It wasn’t even called MTV when Alan Hunter was asked to be on a new music channel. For the current Evanston resident, the show business opportunity was a walk in the park, literally.

“Simple connectivity, being in the right place at the right time. Central Park had a picnic in the park and I was there and met the guy developing a new video channel. He said he’d just been in a David Bowie video so had some idea of what it was all about.”

Hunter became one of the five original “video jocks” for the now-fabled MTV. A memoir of the experiences of these VJs, VJ: The Unplugged Adventures of MTV’s First Wave, was recently published by Atria Books. Professional writer Gavin Edwards served as the collator of the oral histories provided by the VJs — Nina Blackwood, Mark Goodman, Alan Hunter and Martha Quinn — along with a chapter on the late J.J. Jackson.

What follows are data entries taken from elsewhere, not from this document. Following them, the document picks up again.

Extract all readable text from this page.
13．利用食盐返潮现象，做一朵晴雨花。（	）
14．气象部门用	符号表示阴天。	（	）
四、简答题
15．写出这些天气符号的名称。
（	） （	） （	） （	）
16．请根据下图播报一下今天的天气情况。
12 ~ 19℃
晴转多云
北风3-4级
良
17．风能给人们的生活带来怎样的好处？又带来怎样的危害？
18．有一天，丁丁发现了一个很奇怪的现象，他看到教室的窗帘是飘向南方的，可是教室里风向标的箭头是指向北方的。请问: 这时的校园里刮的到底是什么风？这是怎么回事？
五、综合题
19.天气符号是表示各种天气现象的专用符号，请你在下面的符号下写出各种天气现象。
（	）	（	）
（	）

On Dec. 7 at 27 Live in Evanston, Hunter will sign the book and lead a discussion, followed by a concert of cover hits by the band blitzfm.

“MTV became the epicenter of all things entertainment back in the ’80s,” Hunter said. “When MTV began, the library had probably 200 videos. When artists saw MTV, they were the drivers behind it. After hearing MTV and shooting Middle America, people knew [for example] who The Stray Cats were.”

Hunter laughed as he described the MTV studio location. “The MTV studios were in Hell’s Kitchen at 33rd and 10th. In 1981 and 1982 it was a scary little place, criminals and hookers right outside our door. There was a bar next door called Sam’s where we all went afterwards. But it was also charming and romantic to be in Hell’s Kitchen during that time.”

He named several memorable celebrity interviews and guest hosts.

“My first interview was with Ozzy Osbourne, so was crazy. He was not a lunatic by any means, but was ‘scattered.’ I had a great time with Dan Aykroyd, who came on to advertise the ‘Ghostbusters’ movie. My favorite interview was Robin Williams, he was definitely a riot. I preferred to talk with the non-musicians, and my forte became the man-on-the-street interviews. We started reality television, with a Handycam. MTV started finding success with shows like ‘Spring Break’ when we’d go down to Daytona. Live was where I shined, because I liked the spontaneity. And it was revolutionary to use amateur cameras for shooting.”

An MTV VJ from 1981 to 1987, Hunter has been involved in many entertainment projects since that time, including hosting on SiriusXM Satellite Radio’s “Big ’80s” and Classic Rewind channels. In 1995, he formed Hunter Films, which produced the 2002 short film, “Johnny Flynton,” an Academy Award nominee.

He’d been in theater early on. “I performed as Pancho Sanchez in ‘Don Quixote’ in fifth grade,” he said. “I was a character actor back then.” But on a serious note, Hunter adds, “I’d like to get back to my acting.”

So once again, Hunter finds himself in a good place. “The cultural richness of Chicago is making me crazy,” he said.